3)     Basketbol olmasaydı tercih edeceğiniz spor dalı hangisi olurdu?

-Basketbol oynamasaydım muhtemelen başka bir spor dalıyla uğraşmazdım, eğitimci bir aileden geldiğim için muhtemelen okulumu bitirip psikolog olurdum. Aslında tüm sporları severim ama hayalim psikolog olmaktı o yüzden eğitimime devam ederdim.

4)     Edirne Belediyesi’nde forma giyerken Eurocup maçına gidiş yolunda bir uçak krizi yaşandı. O gün neler yaşadınız? Yaşadığınız bu tarz olaylar oyununuzu nasıl etkiliyor?

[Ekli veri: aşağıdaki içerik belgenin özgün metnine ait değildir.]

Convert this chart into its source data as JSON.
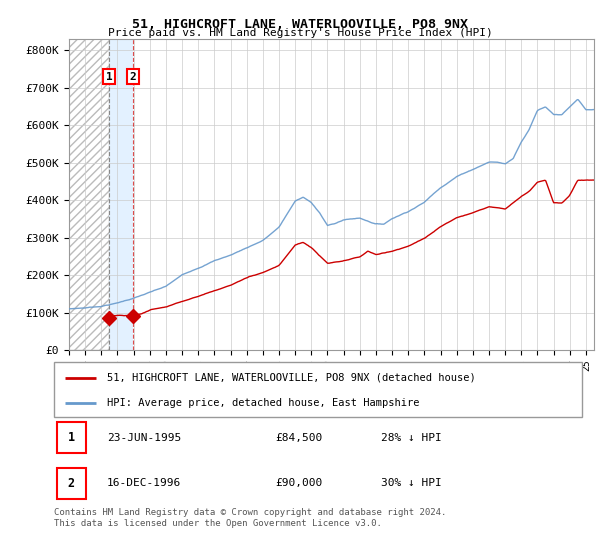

-Edirne belediyesi Edirnespor’la Eurocup karşılaşmamız için Rusya’ya gitmemiz gerekiyordu. Normalde resmi müsabakalar için yapılan bu tarz seyahatlerde hiçbir sorun çıkmaz ama o dönem iki ülke arasında siyasi bir kriz vardı ve bu yüzden de bizim ülkeye girişimizde bazı sorunlar yaşandı ve normalde 5 dakika sürecek işlemlerde bile uzun süre beklememiz gerekti. Rusya deplasmanlarında zaten yolculuklar zordur bir de tüm belgelerimiz hazır olmasına rağmen uzun süre havaalanında mahsur kaldığımız için çok yorucu bir yolculuk yaşadık. Maç için çok etkilendiğimizi söyleyemem ama karşılaştığımız tavır ve gecikmeden dolayı hiç alakası olmamasına rağmen spora siyaset bulaşması bizleri fazlasıyla üzmüştü.

5)     Tecrübeleriniz ile takım içinde dengeleri kuran taraf siz mi oluyorsunuz? Tecrübe hangi noktalarda ortaya çıkıyor?

-Sporda özellikle de takım sporlarında desteklenmek ve paylaşmak çok çok önemlidir bana göre. Kadın basketbolu için de özgüvenin çok kilit bir rolde olduğunu düşünüyorum. Bu yüzden de birlikte oynadığım tüm takım arkadaşlarıma yardımcı olabilmek için elinden geleni yapan biriyim. Takım olgusu içinde herkesin yazılı olmayan rolleri vardır. Sanırım özellikle son yıllarda benim hem saha içinde hem de saha dışında bu anlamda katkılarım oldu. Takım içinde pozitif bir ortam oluşması için elimden geleni yapmaya çalışıyorum diyebilirim özetle.

6)     Tam olarak kendinizi bulduğunuz ve zirveye ulaştığınız kulüp hangisiydi?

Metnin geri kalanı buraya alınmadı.